John Hemming’s history of Amazon exploration,
Tree of Rivers, highlights how this unique region continues to be traded over 500 years after the first European foray
Tree of Rivers: The Story
of the Amazon
John Hemming
2008, Thames and Hudson
368 pages
Reviewed by Georgina Jiménez
THE AMAZON has crawled like a forest creeper back up the international agenda, causing strains within the Brazilian government that burst asunder in May with the resignation of Marina Silva as environment minister and her replacement by Carlos Minc.
While there is clearly no suggestion that Minc – a founder of Brazil’s Green Party and a respected environmental champion – is any less committed than his feisty and, at times, outspoken predecessor to protecting the Amazon, there is much speculation that Silva’s departure reflects increased pressure to prioritise large-scale development projects in the region, including two big hydroelectric dams on the River Madeira.
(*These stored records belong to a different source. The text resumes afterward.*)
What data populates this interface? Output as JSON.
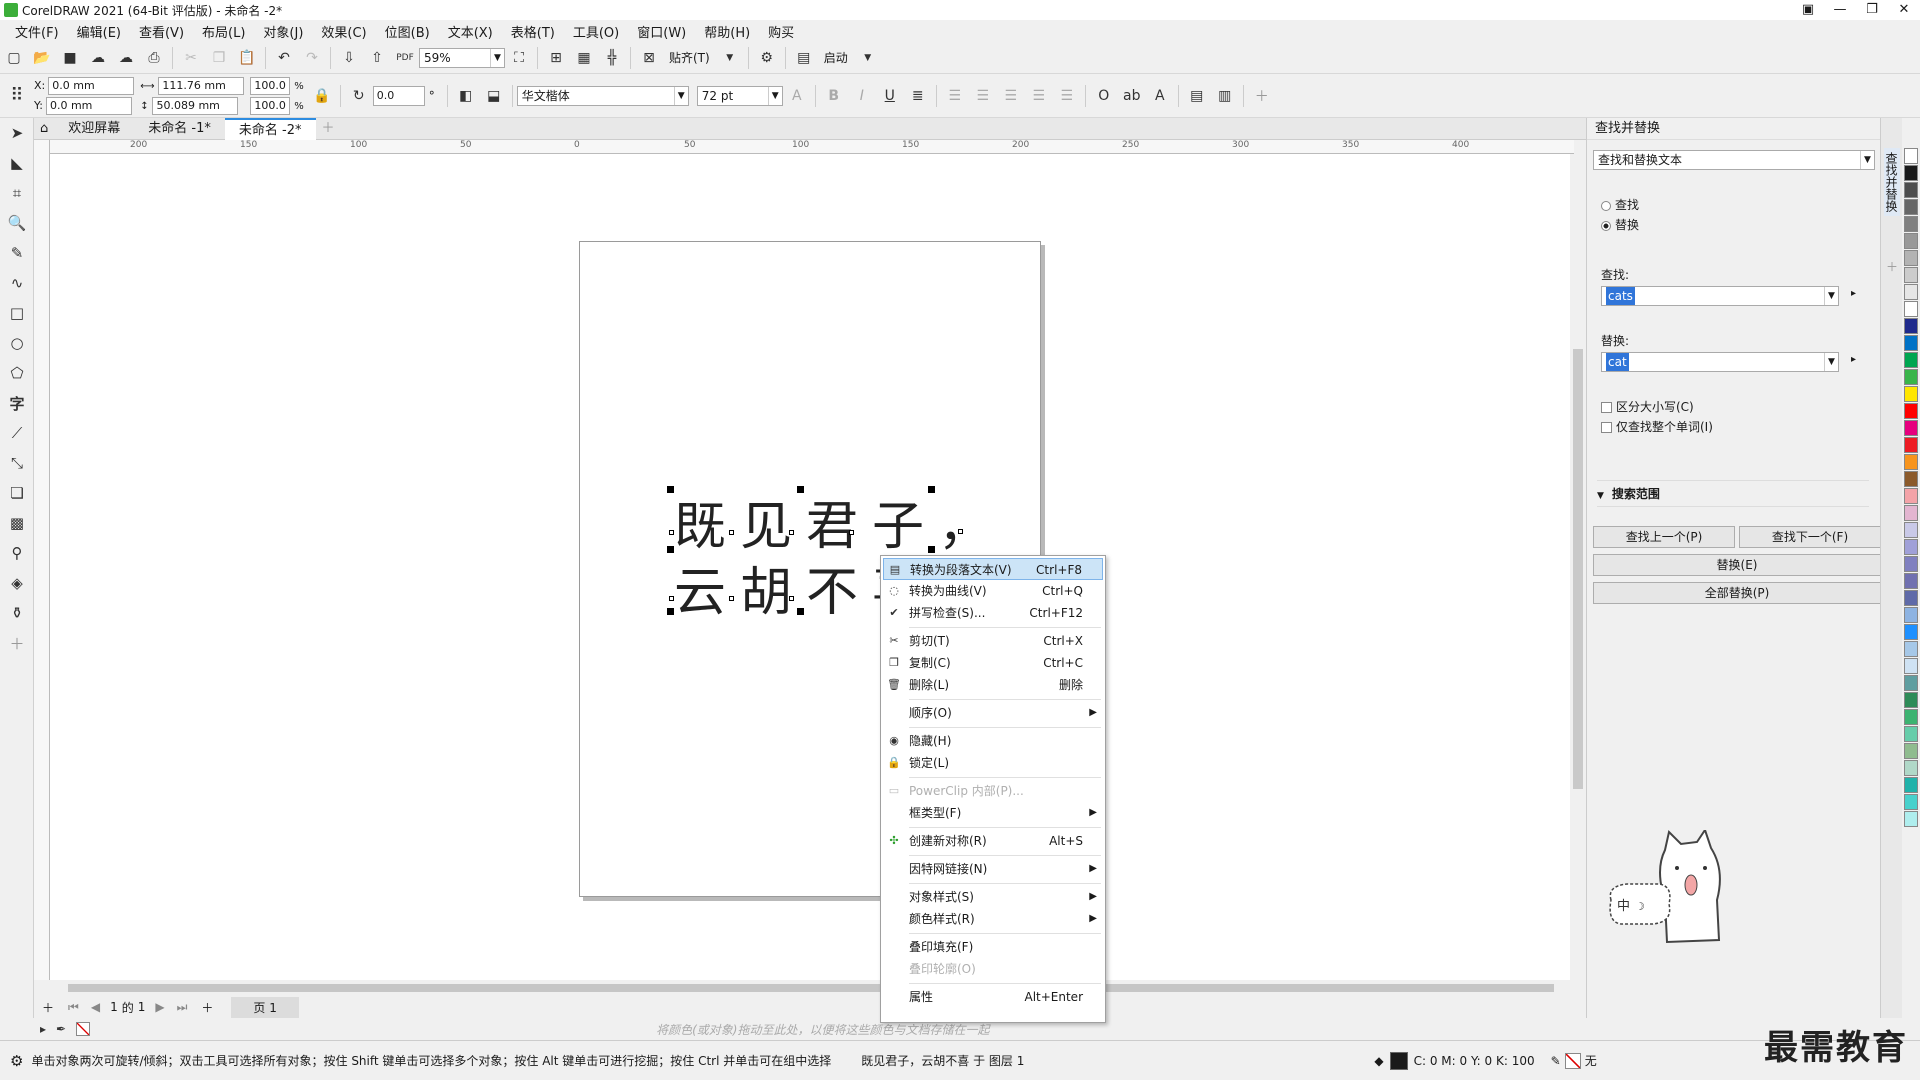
{
  "window": {
    "title": "CorelDRAW 2021 (64-Bit 评估版) - 未命名 -2*",
    "controls": [
      "▣",
      "—",
      "❐",
      "✕"
    ]
  },
  "menu": [
    "文件(F)",
    "编辑(E)",
    "查看(V)",
    "布局(L)",
    "对象(J)",
    "效果(C)",
    "位图(B)",
    "文本(X)",
    "表格(T)",
    "工具(O)",
    "窗口(W)",
    "帮助(H)",
    "购买"
  ],
  "standard_toolbar": {
    "zoom": "59%",
    "snap_label": "贴齐(T)",
    "launch_label": "启动"
  },
  "property_bar": {
    "x_label": "X:",
    "x": "0.0 mm",
    "y_label": "Y:",
    "y": "0.0 mm",
    "width": "111.76 mm",
    "height": "50.089 mm",
    "scale_w": "100.0",
    "scale_h": "100.0",
    "pct": "%",
    "rotation": "0.0",
    "degree": "°",
    "font": "华文楷体",
    "font_size": "72 pt"
  },
  "doc_tabs": [
    "欢迎屏幕",
    "未命名 -1*",
    "未命名 -2*"
  ],
  "ruler_labels": [
    "200",
    "150",
    "100",
    "50",
    "0",
    "50",
    "100",
    "150",
    "200",
    "250",
    "300",
    "350",
    "400"
  ],
  "canvas_text": {
    "line1": "既见君子，",
    "line2": "云胡不喜"
  },
  "context_menu": [
    {
      "icon": "convert-paragraph-icon",
      "label": "转换为段落文本(V)",
      "shortcut": "Ctrl+F8",
      "highlighted": true
    },
    {
      "icon": "convert-curves-icon",
      "label": "转换为曲线(V)",
      "shortcut": "Ctrl+Q"
    },
    {
      "icon": "spellcheck-icon",
      "label": "拼写检查(S)...",
      "shortcut": "Ctrl+F12"
    },
    {
      "sep": true
    },
    {
      "icon": "cut-icon",
      "label": "剪切(T)",
      "shortcut": "Ctrl+X"
    },
    {
      "icon": "copy-icon",
      "label": "复制(C)",
      "shortcut": "Ctrl+C"
    },
    {
      "icon": "delete-icon",
      "label": "删除(L)",
      "shortcut": "删除"
    },
    {
      "sep": true
    },
    {
      "label": "顺序(O)",
      "submenu": true
    },
    {
      "sep": true
    },
    {
      "icon": "hide-icon",
      "label": "隐藏(H)"
    },
    {
      "icon": "lock-icon",
      "label": "锁定(L)"
    },
    {
      "sep": true
    },
    {
      "icon": "powerclip-icon",
      "label": "PowerClip 内部(P)...",
      "disabled": true
    },
    {
      "label": "框类型(F)",
      "submenu": true
    },
    {
      "sep": true
    },
    {
      "icon": "symbol-icon",
      "label": "创建新对称(R)",
      "shortcut": "Alt+S"
    },
    {
      "sep": true
    },
    {
      "label": "因特网链接(N)",
      "submenu": true
    },
    {
      "sep": true
    },
    {
      "label": "对象样式(S)",
      "submenu": true
    },
    {
      "label": "颜色样式(R)",
      "submenu": true
    },
    {
      "sep": true
    },
    {
      "label": "叠印填充(F)"
    },
    {
      "label": "叠印轮廓(O)",
      "disabled": true
    },
    {
      "sep": true
    },
    {
      "label": "属性",
      "shortcut": "Alt+Enter"
    }
  ],
  "page_nav": {
    "current": "1",
    "of": "的",
    "total": "1",
    "page_tab": "页 1"
  },
  "color_hint": "将颜色(或对象)拖动至此处，以便将这些颜色与文档存储在一起",
  "docker": {
    "title": "查找并替换",
    "mode": "查找和替换文本",
    "radio_find": "查找",
    "radio_replace": "替换",
    "find_label": "查找:",
    "find_value": "cats",
    "replace_label": "替换:",
    "replace_value": "cat",
    "match_case": "区分大小写(C)",
    "whole_word": "仅查找整个单词(I)",
    "scope": "搜索范围",
    "btn_prev": "查找上一个(P)",
    "btn_next": "查找下一个(F)",
    "btn_replace": "替换(E)",
    "btn_replace_all": "全部替换(P)",
    "side_tab": "查找并替换"
  },
  "status": {
    "hint": "单击对象两次可旋转/倾斜；双击工具可选择所有对象；按住 Shift 键单击可选择多个对象；按住 Alt 键单击可进行挖掘；按住 Ctrl 并单击可在组中选择",
    "selection": "既见君子，云胡不喜 于 图层 1",
    "cmyk": "C: 0 M: 0 Y: 0 K: 100",
    "outline": "无"
  },
  "watermark": "最需教育",
  "palette": [
    "#ffffff",
    "#1a1a1a",
    "#4d4d4d",
    "#666666",
    "#808080",
    "#999999",
    "#b3b3b3",
    "#cccccc",
    "#e6e6e6",
    "#ffffff",
    "#1f2a8c",
    "#0072c6",
    "#00a651",
    "#39b54a",
    "#ffe600",
    "#ff0000",
    "#e6007e",
    "#ed1c24",
    "#f7941d",
    "#8b5a2b",
    "#f4a3a8",
    "#e3b5d0",
    "#c9c9e8",
    "#a0a0d8",
    "#8080c0",
    "#7070b0",
    "#5f6aa8",
    "#8db3e2",
    "#1e90ff",
    "#a6c8e8",
    "#cfe2f3",
    "#5f9ea0",
    "#2e8b57",
    "#3cb371",
    "#66cdaa",
    "#8fbc8f",
    "#b0d8c8",
    "#20b2aa",
    "#48d1cc",
    "#afeeee"
  ]
}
Silva resigned in frustration at the government’s environment policies, causing much consternation among environmental groups. They spoke of the “unbearable” pressure she had been under reconciling her efforts to halt deforestation with the country’s ambitious development agenda. Her resignation will reinforce perceptions that President Inacio Lula da Silva is more concerned with economic development in the Amazon region than conservation.
Minc will come under heavy pressure from environmentalists to give rainforest conservation top priority at a time when the Brazilian government is enjoying a boom in commodity exports, some of which, such as soya, are being grown on deforested land to meet the insatiable appetite of countries such as China.
There has also been an angry response from Lula’s government to suggestions that the fate of the Amazon is far too important for the world to be left just to Brazil. Lula signalled recently, in no uncertain terms, that foreigners should butt out and leave its fate to Brazilians. “The Amazon has an owner and that owner is the Brazilian people,” he said.
Impeccable timing
It is against this backdrop – like most political ecosystems, as teeming with creepy-crawlies as the rainforest itself – that John Hemming’s comprehensive history of exploration has been published. Like much this veteran explorer has done in his adventurous life, his timing remains impeccable.
Tree of Rivers is a passionate survey of external forays into the world’s largest rainforest and riverine network, a theme that calls to mind similarities in the Brazilian defence of its sovereign right to decide what happens to this natural resource from outside interventions. One must ask to what extent, in a globalised economy and society, such assertions of sovereignty have moral or rational force (in this case, at least)… but that’s another debate.
Hemming gives the reader a rich and colourful account of expeditions along the river and into its forests since the first European paddled there, and in the process sheds light on the darker aspects of Amazonian exploration. The Spaniard Vicente Yáñez Pinzón provided an ominous portent when he and his crew sailed up the mouth of the river for a few days in 1500, taking home with them 36 men seized as slaves.
The subsequent story of Amazon exploration is one of catastrophic exploitation of the region. People became the first commodities to be extracted, leading to a demographic collapse of the indigenous population, followed in no particular order by rubber, wildlife, wood, turtles, biodiversity and, in some areas, minerals. Since that fateful first encounter, the Amazon has remained to this day a resource to be traded over by men and governments, raped and pillaged while admired from afar.
We learn of slave rebellions, benign adventurers, British indifference to abuse, and ill-fated American plantations. Hemming’s chapter on “planes, chains and bulldozers” brings this account right up to date, describing a recent process of environmental destruction without historic parallel that leaves one dizzy from its scale – despite the author’s honourable objectivity and efforts to draw attention to positive inheritances in the region.
At all times a warm fascination with the flora and fauna of the Amazon – and with its indigenous peoples – emanates from the page. No one is better placed than Hemming – a former director of the Royal Geographical Society and himself an explorer who has had many contacts with remote tribes – to write about this theme. The result is as epic as its theme.